Mon Orgasme Explosif Sous l’Orage avec Julien

Tu sais, l’autre soir, je pouvais pas dormir. La chaleur étouffante, ce stress du taf qui me ronge… Et cet orage qui menaçait au loin. J’ai filé en nuisette légère au rez-de-chaussée, devant la baie vitrée. Le ciel noir, les éclairs qui zèbrent, ça me fout les jetons, l’orage, depuis toujours. Mon cœur bat la chamade, j’entends le vent qui se lève, les feuilles qui craquent dehors.

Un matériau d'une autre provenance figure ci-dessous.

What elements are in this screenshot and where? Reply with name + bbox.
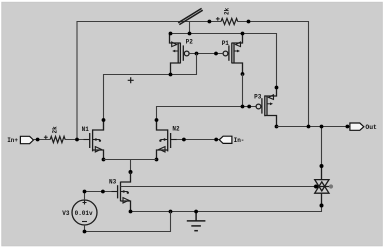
- pin dot clamp left: [314, 185, 318, 189]
- port In-: [219, 136, 232, 143]
- polarity + of R-top: [216, 17, 220, 21]
- svg-text:V3: V3: [62, 210, 70, 217]
- port In+: [20, 136, 33, 143]
- clamp D1 (back-to-back diodes): [314, 166, 331, 206]
- wire: out rail to clamp top: [321, 127, 323, 167]
- wire: ground run: [131, 206, 322, 212]
- svg-text:0.01v: 0.01v: [75, 210, 93, 217]
- transistor N3 (NMOS, gate left): [112, 172, 131, 212]
- junction Out port: [346, 125, 350, 129]
- wire: feedback top rail (Out to In+ node): [77, 22, 309, 140]
- junction R-top left: [208, 20, 212, 24]
- pin dot clamp top: [320, 164, 324, 168]
- wire: VDD rail (P2/P1 sources): [171, 34, 277, 88]
- transistor N2 (NMOS, mirrored, gate right): [157, 120, 177, 160]
- voltage source V3: [72, 200, 97, 225]
- wire: V3 minus bottom rail: [85, 212, 171, 232]
- svg-text:In+: In+: [7, 137, 18, 144]
- pin dot V3 plus: [83, 190, 87, 194]
- svg-text:2k: 2k: [224, 7, 231, 15]
- pin dot P3 gate: [247, 105, 251, 109]
- svg-text:P2: P2: [186, 38, 194, 45]
- pin dot P3 drain: [275, 125, 279, 129]
- transistor P2 (PMOS, mirrored, gate right): [170, 34, 190, 75]
- transistor P3 (PMOS, gate left): [256, 88, 276, 127]
- pin dot N3 drain: [129, 170, 133, 174]
- wire: In+ net: [33, 139, 89, 141]
- clamp side bubble: [329, 184, 333, 188]
- junction P1 drain / P3 gate wire: [241, 105, 245, 109]
- junction clamp riser: [320, 125, 324, 129]
- node + annotation: [128, 77, 134, 83]
- svg-text:N2: N2: [172, 126, 180, 133]
- junction gate rail B: [214, 52, 218, 56]
- pin dot N2 drain: [155, 118, 159, 122]
- pin dot N1 source: [102, 158, 106, 162]
- svg-text:N1: N1: [82, 126, 90, 133]
- svg-text:2k: 2k: [52, 126, 59, 134]
- pin dot N3 gate: [101, 190, 105, 194]
- junction In+ / feedback: [75, 138, 79, 142]
- junction bottom rail riser: [169, 210, 173, 214]
- junction slash-to-rail: [188, 32, 192, 36]
- resistor R-top (value 2k): [221, 18, 238, 24]
- wire: P2/P1 gate rail: [189, 53, 223, 55]
- port Out: [350, 123, 364, 130]
- svg-text:Out: Out: [365, 124, 377, 131]
- pin dot P2 source: [169, 32, 173, 36]
- junction gate rail A: [195, 52, 199, 56]
- junction In+ port: [36, 138, 40, 142]
- wire: V3 plus to N3 gate: [85, 192, 112, 201]
- junction In- port: [214, 138, 218, 142]
- pin dot P1 source: [241, 32, 245, 36]
- junction feedback tap: [307, 125, 311, 129]
- svg-text:In-: In-: [234, 137, 245, 144]
- wire: mirror tie (gate rail to N1 drain): [104, 54, 197, 131]
- pin dot P3 source: [275, 86, 279, 90]
- transistor P1 (PMOS, gate left): [223, 34, 242, 75]
- pin dot N1 drain: [102, 118, 106, 122]
- pin dot N2 source: [155, 158, 159, 162]
- ground symbol: [187, 212, 206, 231]
- transistor N1 (NMOS, gate left): [84, 120, 104, 160]
- wire: P1 drain down to P3 gate: [242, 74, 244, 107]
- wire: output rail: [277, 126, 350, 128]
- pin dot N2 gate: [182, 138, 186, 142]
- svg-text:N3: N3: [109, 179, 117, 186]
- pin dot clamp bottom: [320, 204, 324, 208]
- svg-text:P3: P3: [254, 93, 262, 100]
- slash annotation (chopper mark): [178, 8, 203, 24]
- wire: N3 bulk to clamp: [121, 186, 317, 188]
- junction R-top right: [247, 20, 251, 24]
- wire: slash node to VDD rail: [189, 22, 191, 34]
- junction ground stem: [194, 210, 198, 214]
- resistor R-in (value 2k): [50, 136, 65, 142]
- wire: In- net: [177, 139, 219, 141]
- pin dot V3 minus: [83, 230, 87, 234]
- wire: tail source rail: [104, 160, 157, 173]
- wire: N2 drain to P3 gate: [157, 107, 257, 130]
- svg-text:P1: P1: [222, 40, 230, 47]
- polarity + of R-in: [44, 135, 48, 139]
- pin dot N3 source: [129, 210, 133, 214]
- junction P2 drain: [169, 73, 173, 77]
- pin dot P1 drain: [241, 72, 245, 76]
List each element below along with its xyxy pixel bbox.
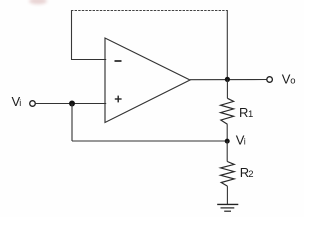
svg-text:2: 2 (248, 169, 253, 180)
svg-text:1: 1 (248, 109, 253, 120)
ground (217, 204, 238, 211)
label R2 (240, 165, 254, 180)
wire noninverting input (35, 103, 106, 105)
wire R1 to node (226, 124, 228, 141)
op-amp U1 (105, 38, 190, 123)
wire feedback left vertical (71, 10, 73, 60)
svg-text:R: R (239, 105, 248, 120)
node Vi divider junction (225, 139, 230, 144)
label Vo output (282, 72, 296, 87)
op-amp plus label (115, 96, 122, 103)
label R1 (239, 105, 253, 120)
node Vi input terminal (30, 101, 36, 107)
wire inverting input (71, 59, 106, 61)
op-amp minus label (115, 60, 122, 62)
wire feedback top (71, 10, 228, 12)
label Vi input (12, 94, 22, 109)
resistor R1 (221, 98, 234, 124)
svg-text:i: i (244, 136, 246, 146)
wire feedback right vertical (226, 11, 228, 78)
node output junction (225, 77, 230, 82)
node input junction (69, 101, 75, 107)
wire node to R2 (226, 141, 228, 162)
wire output (190, 79, 267, 81)
wire input down (71, 104, 73, 142)
svg-text:o: o (290, 76, 295, 87)
wire R2 to ground (226, 186, 228, 204)
node Vo output terminal (267, 77, 273, 83)
svg-text:i: i (19, 98, 21, 108)
wire bottom to divider (72, 140, 227, 142)
label Vi divider (236, 132, 246, 147)
wire output to R1 (226, 79, 228, 98)
resistor R2 (221, 162, 235, 187)
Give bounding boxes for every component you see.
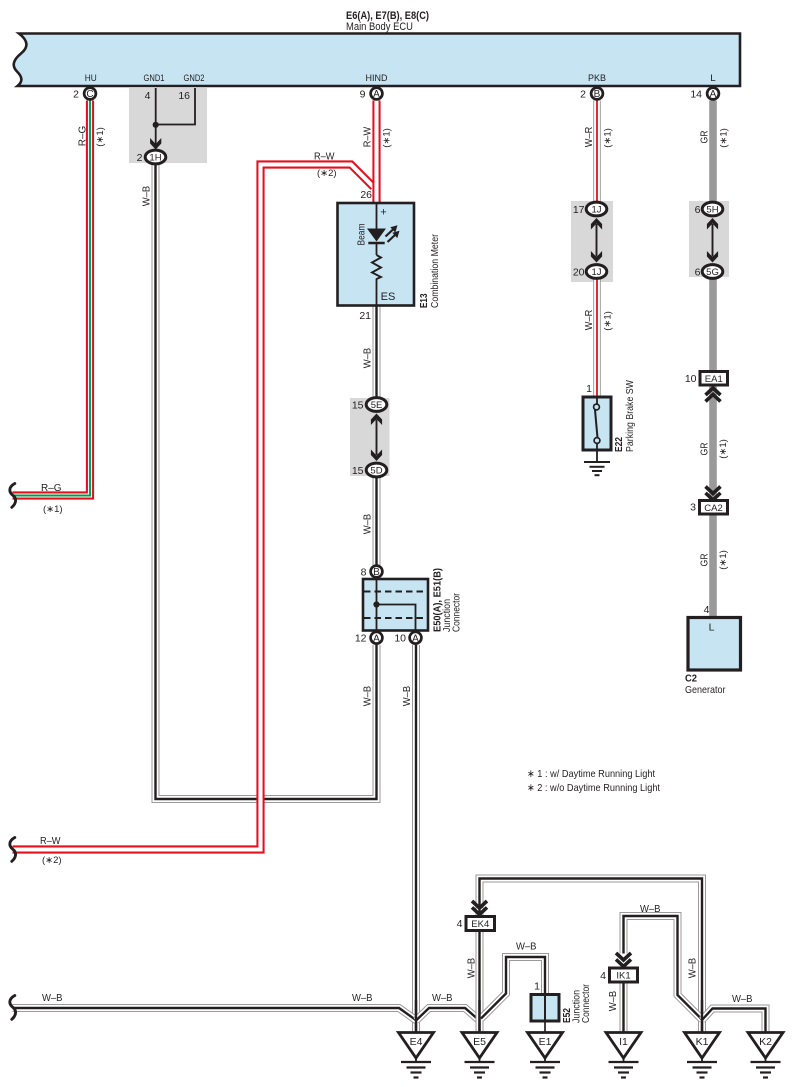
ground E1 [528,1033,563,1078]
svg-text:1J: 1J [591,267,601,278]
switch contacts E22 [594,397,600,462]
wire W-B E50 pin10 to ground E4 [412,645,420,1033]
junction dot [153,122,159,128]
wire W-B IK1 to ground I1 [620,982,628,1033]
svg-text:GR: GR [699,442,711,455]
svg-text:W–B: W–B [466,958,478,979]
gray connector box 1J/1J [571,201,613,282]
chevron down above EK4 [472,901,487,914]
wire GND2 pin16 [156,88,195,125]
svg-text:K2: K2 [759,1036,772,1048]
svg-text:(∗2): (∗2) [317,168,337,179]
svg-text:12: 12 [355,633,367,645]
wire E52 to E1 [544,1021,546,1033]
connector IK1 [610,968,638,982]
svg-text:A: A [412,633,419,644]
svg-text:W–B: W–B [352,992,373,1004]
wire W-B 1H to E50 pin12 [156,163,377,799]
svg-text:16: 16 [178,90,190,102]
svg-text:4: 4 [600,970,606,982]
svg-text:3: 3 [690,502,696,514]
svg-text:17: 17 [573,204,585,216]
wire W-B meter ES to 5E [373,304,381,399]
svg-text:GR: GR [699,130,711,143]
svg-text:E4: E4 [410,1036,423,1048]
svg-text:K1: K1 [696,1036,709,1048]
svg-text:B: B [373,567,380,578]
svg-text:10: 10 [394,633,406,645]
wire R-W (*2) branch [13,165,374,850]
wire GR CA2 to generator [709,514,717,618]
svg-text:1: 1 [534,981,540,993]
gray connector box 5E/5D [350,398,390,476]
svg-text:W–B: W–B [516,941,537,953]
svg-text:A: A [710,89,717,100]
svg-text:W–B: W–B [42,992,63,1004]
arrow 5H-5G [707,218,718,263]
ground under E22 [584,462,610,475]
svg-text:W–R: W–R [583,126,595,147]
svg-text:ES: ES [381,291,396,303]
svg-text:5E: 5E [371,400,383,411]
svg-text:26: 26 [360,189,372,201]
svg-text:A: A [373,89,380,100]
svg-text:Connector: Connector [581,983,592,1023]
wire break R-G [10,484,16,508]
svg-text:W–B: W–B [362,686,374,707]
svg-text:W–B: W–B [362,514,374,535]
svg-text:8: 8 [361,567,367,579]
wire W-B E4 to E5 [416,1008,480,1021]
svg-text:L: L [710,73,716,84]
svg-text:W–B: W–B [362,348,374,369]
gray connector box GND1/GND2-1H [129,88,207,163]
chevron down above CA2 [706,487,721,500]
svg-text:R–G: R–G [41,482,62,494]
node E50 pin8 B [371,566,383,579]
svg-text:HIND: HIND [366,73,388,84]
svg-text:W–B: W–B [607,991,619,1012]
svg-text:(∗1): (∗1) [95,127,106,147]
arrow 5E-5D [371,414,382,462]
svg-text:I1: I1 [619,1036,628,1048]
svg-text:W–B: W–B [640,903,661,915]
connector EA1 [700,372,728,386]
wire W-B EK4 to ground E5 [476,931,484,1033]
svg-text:R–G: R–G [77,126,89,147]
svg-text:E5: E5 [473,1036,486,1048]
node E50 pin10 A [410,632,422,645]
svg-text:(∗1): (∗1) [43,504,63,515]
svg-text:2: 2 [580,89,586,101]
svg-text:∗ 1 : w/ Daytime Running Light: ∗ 1 : w/ Daytime Running Light [527,768,655,780]
chevron down above IK1 [616,953,631,966]
wire GR EA1 to CA2 [709,385,717,501]
svg-text:21: 21 [359,310,371,322]
svg-text:EK4: EK4 [471,919,489,930]
generator C2 box [688,618,741,671]
svg-text:PKB: PKB [588,73,606,84]
ground I1 [606,1033,641,1078]
svg-text:W–B: W–B [401,686,413,707]
wire W-B loop EK4 to K1 [480,879,703,1033]
node L connector A [707,88,719,101]
gray connector box 5H/5G [689,201,729,277]
svg-text:B: B [594,89,601,100]
wire E50 internal [377,579,416,634]
svg-text:(∗1): (∗1) [718,550,729,570]
svg-text:W–B: W–B [141,186,153,207]
svg-text:HU: HU [85,73,97,84]
svg-text:5G: 5G [706,267,719,278]
dashed bus E50 [364,592,427,619]
svg-text:15: 15 [352,400,364,412]
svg-text:EA1: EA1 [705,374,723,385]
svg-text:2: 2 [137,152,143,164]
svg-text:∗ 2 : w/o Daytime Running Ligh: ∗ 2 : w/o Daytime Running Light [527,782,660,794]
svg-text:Connector: Connector [452,592,463,632]
svg-text:1: 1 [586,383,592,395]
svg-text:GND1: GND1 [144,73,165,84]
svg-text:4: 4 [704,604,710,616]
resistor in meter [372,255,381,279]
connector EK4 [466,917,495,931]
svg-text:(∗1): (∗1) [718,439,729,459]
svg-text:L: L [709,622,715,634]
ground K2 [748,1033,783,1078]
svg-text:Beam: Beam [357,224,368,246]
ground E5 [462,1033,497,1078]
svg-text:IK1: IK1 [616,971,630,982]
connector 1J lower [586,265,607,279]
wire W-B loop E5 to E52 [481,957,545,1019]
svg-text:9: 9 [360,89,366,101]
connector 5H [702,202,723,216]
wire R-W HIND to meter pin26 [372,101,380,203]
svg-text:Combination Meter: Combination Meter [430,233,441,308]
svg-text:(∗1): (∗1) [382,128,393,148]
svg-text:E1: E1 [539,1036,552,1048]
svg-text:6: 6 [695,267,701,279]
svg-text:A: A [373,633,380,644]
node HIND connector A [371,88,383,101]
svg-text:(∗1): (∗1) [603,128,614,148]
ground E4 [399,1033,434,1078]
svg-text:W–B: W–B [687,958,699,979]
svg-text:1J: 1J [591,204,601,215]
svg-text:GND2: GND2 [184,73,205,84]
svg-text:E22: E22 [614,437,625,452]
node E50 pin12 A [371,632,383,645]
Main Body ECU E6(A),E7(B),E8(C) [14,34,740,87]
node HU connector C [84,88,96,101]
wire GR L to 5H [709,101,717,203]
ground K1 [685,1033,720,1078]
junction dot E50 [373,601,379,607]
chevron up below EA1 [706,388,721,401]
connector 5D [366,463,387,477]
parking brake switch E22 box [583,397,611,450]
wire break W-B [10,996,16,1020]
svg-text:Parking Brake SW: Parking Brake SW [625,380,636,452]
svg-text:W–B: W–B [432,992,453,1004]
svg-text:+: + [380,207,386,219]
svg-text:R–W: R–W [362,127,374,148]
svg-text:10: 10 [685,373,697,385]
svg-text:4: 4 [145,90,151,102]
wire W-B long bottom run to E4 [13,1008,417,1021]
svg-text:(∗1): (∗1) [719,128,730,148]
wire GND1 pin4 [155,88,157,147]
svg-text:(∗1): (∗1) [603,311,614,331]
wire W-B loop IK1 to K1 [624,916,703,1020]
connector CA2 [700,501,728,515]
wire W-B 5D to E50 pin8 [373,475,381,565]
svg-text:C: C [86,89,93,100]
svg-text:1H: 1H [149,152,161,163]
junction connector E52 box [531,995,559,1022]
svg-text:Generator: Generator [685,684,726,696]
connector 1J upper [586,202,607,216]
wire meter internal [376,203,378,305]
svg-text:W–R: W–R [583,309,595,330]
svg-text:C2: C2 [685,673,697,685]
junction connector E50(A),E51(B) box [363,579,428,631]
svg-text:CA2: CA2 [704,503,722,514]
connector 5G [702,265,723,279]
connector 5E [366,398,387,412]
svg-text:R–W: R–W [314,151,335,163]
LED beam indicator [367,225,400,243]
svg-text:(∗2): (∗2) [42,855,62,866]
svg-text:E13: E13 [419,293,430,308]
combination meter E13 box [338,203,415,306]
arrow into 1H [150,138,161,150]
svg-text:R–W: R–W [40,835,61,847]
svg-text:Main Body ECU: Main Body ECU [346,21,413,33]
svg-text:GR: GR [699,553,711,566]
connector 1H [145,150,166,164]
wire W-R 1J to E22 [593,278,601,398]
wire W-R PKB to 1J [593,101,601,204]
svg-text:2: 2 [73,89,79,101]
svg-text:14: 14 [690,89,702,101]
svg-text:15: 15 [352,465,364,477]
svg-text:W–B: W–B [732,993,753,1005]
svg-text:4: 4 [457,918,463,930]
wire break R-W [10,838,16,862]
wire junction re-strokes [416,1000,702,1033]
svg-text:20: 20 [573,267,585,279]
arrow 1J-1J [591,218,602,263]
wire GR 5G to EA1 [709,278,717,373]
svg-text:5D: 5D [370,465,382,476]
svg-text:6: 6 [695,204,701,216]
node PKB connector B [591,88,603,101]
wire W-B K1 to ground K2 [702,1009,766,1033]
wire R-G HU [13,101,91,496]
svg-text:5H: 5H [706,204,718,215]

Soudain, des bras forts m’enserrent par derrière. C’est Julien, torse nu, juste en caleçon. Son souffle chaud sur mon cou… ‘T’inquiète pas, ma belle, je suis là’, murmure-t-il. Je sursaute un peu, puis je me détends direct. Ses lèvres effleurent ma peau, humides, salées de sueur. Mmm, cette odeur musquée de lui, mélange de sommeil et de désir. Je penche la tête, nos bouches se trouvent. Un baiser vorace, langues qui s’emmêlent, slurp slurp, on s’aspire comme affamés.

L’orage qui m’électrise

Ses mains remontent, empaument mes seins lourds. ‘Putain, tes nichons, j’en raffole’, grogne-t-il en pinçant mes tétons durcis. Ils pointent direct, sensibles, envoyant des décharges jusqu’à ma chatte qui palpite déjà. Il les malaxe, les soulève, les lèche un par un. Je gémis : ‘Oui, comme ça… plus fort’. La nuisette glisse, tombe à mes pieds. Nue devant lui, je sens sa queue raide contre mes fesses, dure comme du bois, qui gonfle dans son caleçon.

Il le vire d’un coup. ‘Regarde-moi ça, tu me fais bander grave’, dit-il en se frottant entre mes globes. Le gland perle, lubrifie mon sillon. Odeur de pré-cum, âcre, excitante. Je cambre, ondule : ‘Baise-moi avec ta queue, frotte-la’. Il coulisse, va-et-vient, son sexe tape mes chairs. Le tonnerre gronde plus fort, vent qui hurle. Ma moule dégouline, je suis trempée, l’air sent la pluie imminente et notre vice.

Julien plie les genoux, guide sa bite entre mes cuisses. Pas de pénétration tout de suite, non, il tease : glisse le long de ma fente, frôle mon clito gonflé. ‘T’es une fontaine, Magali’, ricane-t-il. Je tends la main, caresse mon bouton, sens son gland buter dessus. ‘Lèche-moi les doigts’, je halète. Il suce, goûte ma cyprine sucrée-salée mêlée à son jus. ‘Délicieux, on est chauds là’.

La baise déchaînée face à la tempête

Un éclair déchire le ciel, boom du tonnerre ! Il me pénètre d’un coup sec, jusqu’aux couilles. ‘Aaaah ! Ouiii !’, je crie, mon vagin s’ouvre grand, l’aspire. Plein à craquer, chaud, pulsant. Il me tient par les hanches, une main sur un sein. ‘T’es à moi, prends tout’. Va-et-vient lents d’abord, profonds, ses couilles claquent mes cuisses, ploc ploc. Odeur de sexe, sueur qui perle, sa poitrine contre mon dos glissante.

Je m’appuie sur la vitre froide, traces de mains, je m’offre. ‘Plus fort, défonce-moi !’ Il accélère, bestial. Bassin qui tape mes fesses, clac clac clac, comme des coups de fouet. Mon clito frotte la vitre à chaque poussée. ‘Je vais jouir, Magali, serre-moi !’ Je tremble : ‘Moi d’abord… aaaah !’ Orgasme qui explose, vagues, je gicle un peu, jambes flageolantes. Il se cale au fond, gronde : ‘Prends ma crème !’ Jet après jet, chaud, qui remplit ma chatte, coule sur mes cuisses.

La pluie se déchaîne dehors, trombes d’eau martelant la vitre. On reste collés, essoufflés. ‘C’était ouf, hein ?’, souffle-t-il en m’embrassant. Je souris, comblée : ‘Le meilleur orage de ma vie’. Son sperme pulse encore en moi, odeur de terre mouillée et de nous partout. J’en frémis encore rien que d’y penser.